5. Immunity: Proteins produce antibodies in the body. As a result, the immune system of the body increases. Currently, various types of viruses have been identified as the cause of cancer. A special protein called interferon is used to treat blood cancer. If there is a deficiency of protein, the body gets sick easily. So protein needs to be digested in the body.
6. Energy production: Protein produces the energy required by the body. Lack of this leads to lack of energy in the body and gradually weakens the body. Therefore, protein digestion is very important in the body.
7. Organ Deformation: Proteins determine the shape of various body organs.
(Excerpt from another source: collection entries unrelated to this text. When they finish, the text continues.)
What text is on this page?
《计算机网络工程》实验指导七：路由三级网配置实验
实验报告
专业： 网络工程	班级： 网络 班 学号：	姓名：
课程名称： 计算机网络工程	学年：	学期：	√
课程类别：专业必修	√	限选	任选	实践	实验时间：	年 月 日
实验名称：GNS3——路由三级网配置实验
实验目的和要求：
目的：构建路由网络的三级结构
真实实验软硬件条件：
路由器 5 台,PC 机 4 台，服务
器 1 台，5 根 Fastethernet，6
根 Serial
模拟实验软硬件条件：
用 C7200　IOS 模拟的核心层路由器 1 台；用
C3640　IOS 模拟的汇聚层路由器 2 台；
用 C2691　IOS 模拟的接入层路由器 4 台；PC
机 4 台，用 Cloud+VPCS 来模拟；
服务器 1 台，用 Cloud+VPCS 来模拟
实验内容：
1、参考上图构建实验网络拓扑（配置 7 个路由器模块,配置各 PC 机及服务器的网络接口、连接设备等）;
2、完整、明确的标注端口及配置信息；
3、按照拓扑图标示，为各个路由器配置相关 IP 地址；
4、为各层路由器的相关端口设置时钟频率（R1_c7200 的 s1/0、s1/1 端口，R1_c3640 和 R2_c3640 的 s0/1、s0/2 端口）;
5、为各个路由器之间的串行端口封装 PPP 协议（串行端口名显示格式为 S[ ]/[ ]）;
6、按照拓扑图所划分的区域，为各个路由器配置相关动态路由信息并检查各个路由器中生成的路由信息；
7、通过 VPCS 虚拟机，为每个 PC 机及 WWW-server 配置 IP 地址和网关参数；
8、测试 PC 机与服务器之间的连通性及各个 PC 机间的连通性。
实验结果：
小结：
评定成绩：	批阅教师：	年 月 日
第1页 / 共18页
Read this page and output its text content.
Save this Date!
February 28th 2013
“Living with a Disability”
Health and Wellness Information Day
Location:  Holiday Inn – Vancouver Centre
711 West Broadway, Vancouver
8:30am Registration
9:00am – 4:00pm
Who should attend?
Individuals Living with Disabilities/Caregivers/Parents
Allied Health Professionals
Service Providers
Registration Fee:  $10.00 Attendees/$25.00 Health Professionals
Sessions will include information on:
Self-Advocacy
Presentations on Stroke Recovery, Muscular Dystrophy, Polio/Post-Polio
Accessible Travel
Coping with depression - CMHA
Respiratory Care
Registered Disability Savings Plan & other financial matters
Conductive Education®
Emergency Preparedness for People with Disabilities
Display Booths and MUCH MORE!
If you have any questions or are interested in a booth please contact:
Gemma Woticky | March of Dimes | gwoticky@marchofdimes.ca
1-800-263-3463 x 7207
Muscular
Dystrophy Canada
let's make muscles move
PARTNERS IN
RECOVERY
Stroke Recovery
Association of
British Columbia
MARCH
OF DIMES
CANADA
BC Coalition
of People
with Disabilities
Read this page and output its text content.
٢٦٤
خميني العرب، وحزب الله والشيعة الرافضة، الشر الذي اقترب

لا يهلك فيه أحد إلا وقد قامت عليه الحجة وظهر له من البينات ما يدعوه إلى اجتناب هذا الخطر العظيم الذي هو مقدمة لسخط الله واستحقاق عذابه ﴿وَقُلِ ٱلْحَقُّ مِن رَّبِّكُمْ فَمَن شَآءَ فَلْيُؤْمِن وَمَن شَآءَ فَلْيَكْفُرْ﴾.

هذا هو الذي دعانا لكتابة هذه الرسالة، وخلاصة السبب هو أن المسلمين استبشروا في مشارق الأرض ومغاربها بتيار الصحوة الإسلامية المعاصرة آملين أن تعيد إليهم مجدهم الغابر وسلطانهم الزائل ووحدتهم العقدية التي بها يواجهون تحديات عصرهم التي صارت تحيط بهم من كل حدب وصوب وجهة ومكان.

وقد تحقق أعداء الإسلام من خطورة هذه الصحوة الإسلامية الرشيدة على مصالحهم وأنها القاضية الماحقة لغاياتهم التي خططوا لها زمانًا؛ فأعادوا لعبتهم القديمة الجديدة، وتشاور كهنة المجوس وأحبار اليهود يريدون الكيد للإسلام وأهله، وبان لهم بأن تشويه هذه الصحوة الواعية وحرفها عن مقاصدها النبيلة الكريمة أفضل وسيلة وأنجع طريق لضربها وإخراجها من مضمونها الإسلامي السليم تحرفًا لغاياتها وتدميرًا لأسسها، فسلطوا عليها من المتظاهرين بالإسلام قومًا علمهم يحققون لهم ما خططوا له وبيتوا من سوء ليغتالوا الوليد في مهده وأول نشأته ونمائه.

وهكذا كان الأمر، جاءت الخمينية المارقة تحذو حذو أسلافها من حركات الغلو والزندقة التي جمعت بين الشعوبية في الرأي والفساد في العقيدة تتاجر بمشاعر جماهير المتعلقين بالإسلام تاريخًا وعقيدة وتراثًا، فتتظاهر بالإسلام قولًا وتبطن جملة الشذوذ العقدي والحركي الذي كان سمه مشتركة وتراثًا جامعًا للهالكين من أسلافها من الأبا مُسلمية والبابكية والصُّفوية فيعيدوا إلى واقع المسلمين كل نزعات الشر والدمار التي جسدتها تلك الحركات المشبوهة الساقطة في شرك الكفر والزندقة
Prevents nervous weakness. Smoothens the skin. Stops hair loss.
8. Transport function: A protein called hemoglobin transports oxygen and carbon dioxide in the body. It also transports some ions.
9. Structure of cell membrane: Protein forms the plasma membrane, nuclear membrane, membrane of various cellular organelles etc.
10. Hormone production: Protein plays a role in the production of various types of hormones.
11. Regulation of reactions: Proteins regulate different types of reactions in the body.
Protein is the main component of the body. Organisms cannot be formed without protein. In its absence, various organs of the body become damaged. The body is affected by various diseases. To keep the body healthy, strong and disease-free, it is necessary to consume enough protein. If the amount of protein in the body is normal, the structure of the body is smooth and the skin is smooth. But if there is a deficiency of protein in the body, the body will become weak and the organism will fall into the lap of death due to lack of it.